LO QUE NO SE IMAGINARON JULIAN CARRILLO NI OSCAR VARGAS

Como consecuencia de las temporadas en el Planetario Luis Enrique Erro recibí una llamada del C.P. Juan Manuel Mendoza A., representante de “Festivales de Coros y Bandas A.C.” con el fin de ofrecer un recital de Sonido 13 en la Catedral Metropolitana de México. Llevándose a cabo dicha presentación el día 20 de agosto de 1988 “a teatro lleno”, se dice cuando hay asistencia general. En esta ocasión fue presentada el Arpa Micronterválica de 909 sonidos, creación de mi maestro Oscar Vargas Leal, este a su vez, uno de los dos últimos alumnos de Julián Carrillo.

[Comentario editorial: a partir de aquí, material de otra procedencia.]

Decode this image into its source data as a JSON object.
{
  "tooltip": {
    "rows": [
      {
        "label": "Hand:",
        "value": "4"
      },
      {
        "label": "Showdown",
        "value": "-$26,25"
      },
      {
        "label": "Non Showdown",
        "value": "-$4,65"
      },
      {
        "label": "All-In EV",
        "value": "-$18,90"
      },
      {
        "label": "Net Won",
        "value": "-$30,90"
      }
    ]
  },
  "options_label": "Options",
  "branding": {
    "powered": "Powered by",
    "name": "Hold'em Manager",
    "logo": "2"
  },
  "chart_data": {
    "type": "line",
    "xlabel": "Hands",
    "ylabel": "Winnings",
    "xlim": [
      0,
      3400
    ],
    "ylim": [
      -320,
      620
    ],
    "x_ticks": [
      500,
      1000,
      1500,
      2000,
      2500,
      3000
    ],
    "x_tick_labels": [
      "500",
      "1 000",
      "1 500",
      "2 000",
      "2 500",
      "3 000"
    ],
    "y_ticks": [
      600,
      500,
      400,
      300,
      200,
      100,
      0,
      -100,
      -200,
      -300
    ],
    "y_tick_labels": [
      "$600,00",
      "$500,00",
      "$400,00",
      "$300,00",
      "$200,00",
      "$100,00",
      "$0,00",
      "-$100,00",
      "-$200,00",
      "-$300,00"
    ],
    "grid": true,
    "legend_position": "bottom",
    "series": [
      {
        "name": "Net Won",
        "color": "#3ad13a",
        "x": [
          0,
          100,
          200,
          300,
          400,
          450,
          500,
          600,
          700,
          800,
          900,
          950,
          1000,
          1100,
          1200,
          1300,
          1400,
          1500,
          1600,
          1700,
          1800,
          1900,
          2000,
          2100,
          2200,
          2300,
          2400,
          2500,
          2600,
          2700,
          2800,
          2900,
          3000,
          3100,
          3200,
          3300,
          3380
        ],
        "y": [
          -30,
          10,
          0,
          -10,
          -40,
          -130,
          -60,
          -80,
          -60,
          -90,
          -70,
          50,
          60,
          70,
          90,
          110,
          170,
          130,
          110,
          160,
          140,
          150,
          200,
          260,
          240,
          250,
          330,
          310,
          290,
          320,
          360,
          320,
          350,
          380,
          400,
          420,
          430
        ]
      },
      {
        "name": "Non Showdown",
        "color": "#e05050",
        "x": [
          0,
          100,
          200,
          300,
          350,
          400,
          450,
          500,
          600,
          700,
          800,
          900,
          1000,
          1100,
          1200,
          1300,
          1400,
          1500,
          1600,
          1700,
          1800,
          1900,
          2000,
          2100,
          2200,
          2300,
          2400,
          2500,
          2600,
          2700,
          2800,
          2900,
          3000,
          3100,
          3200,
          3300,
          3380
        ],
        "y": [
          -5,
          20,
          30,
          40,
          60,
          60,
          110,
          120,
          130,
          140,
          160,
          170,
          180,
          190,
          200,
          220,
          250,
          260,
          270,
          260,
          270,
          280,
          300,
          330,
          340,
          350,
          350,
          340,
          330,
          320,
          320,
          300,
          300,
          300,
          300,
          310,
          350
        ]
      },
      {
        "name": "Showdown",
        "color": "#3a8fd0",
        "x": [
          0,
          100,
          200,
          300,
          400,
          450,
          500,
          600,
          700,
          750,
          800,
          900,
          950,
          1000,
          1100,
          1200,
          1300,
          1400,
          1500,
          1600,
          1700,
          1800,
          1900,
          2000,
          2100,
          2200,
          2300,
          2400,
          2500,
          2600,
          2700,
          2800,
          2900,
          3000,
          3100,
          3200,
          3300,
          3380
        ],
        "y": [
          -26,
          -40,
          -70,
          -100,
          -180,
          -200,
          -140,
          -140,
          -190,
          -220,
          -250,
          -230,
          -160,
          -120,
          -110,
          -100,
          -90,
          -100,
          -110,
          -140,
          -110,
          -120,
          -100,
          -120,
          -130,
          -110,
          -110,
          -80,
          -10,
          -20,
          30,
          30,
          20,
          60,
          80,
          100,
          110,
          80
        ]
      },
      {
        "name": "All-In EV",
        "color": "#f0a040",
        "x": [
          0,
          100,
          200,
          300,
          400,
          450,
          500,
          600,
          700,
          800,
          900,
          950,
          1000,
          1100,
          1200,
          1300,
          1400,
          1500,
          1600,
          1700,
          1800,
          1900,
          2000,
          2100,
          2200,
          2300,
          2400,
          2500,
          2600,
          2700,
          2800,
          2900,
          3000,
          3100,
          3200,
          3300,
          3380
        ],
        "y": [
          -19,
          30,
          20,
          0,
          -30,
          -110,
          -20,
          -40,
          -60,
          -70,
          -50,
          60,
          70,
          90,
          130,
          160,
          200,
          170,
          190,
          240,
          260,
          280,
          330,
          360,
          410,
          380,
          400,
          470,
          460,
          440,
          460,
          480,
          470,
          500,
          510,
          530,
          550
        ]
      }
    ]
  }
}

Pues bien, ya estando en plena interpretación musical, a la mitad de la obra empezaron a sonar algunos tubos del órgano, situación que me descontroló en la interpretación pues de inmediato pensé que era provocado para interrumpir de alguna manera el recital. Sin embargo continué, y al finalizar mi intervención musical, en el habitual diálogo que hacía con el público les manifesté que todo había sido una experiencia maravillosa, pero lástima que “alguien” se había subido al órgano para hacer sonar sus tubos e interrumpir la obra musical, y al comentarles esto, de una manera general empezaron a gritar y mover los brazos en sentido negativo, diciendo que nadie estaba en el órgano, que los tubos empezaron a sonar solos con la resonancia del arpa. . .
Esa fue la respuesta del público en general en aquel momento en que por primera vez en la historia de México se interpretó Sonido 13 en la Catedral Metropolitana.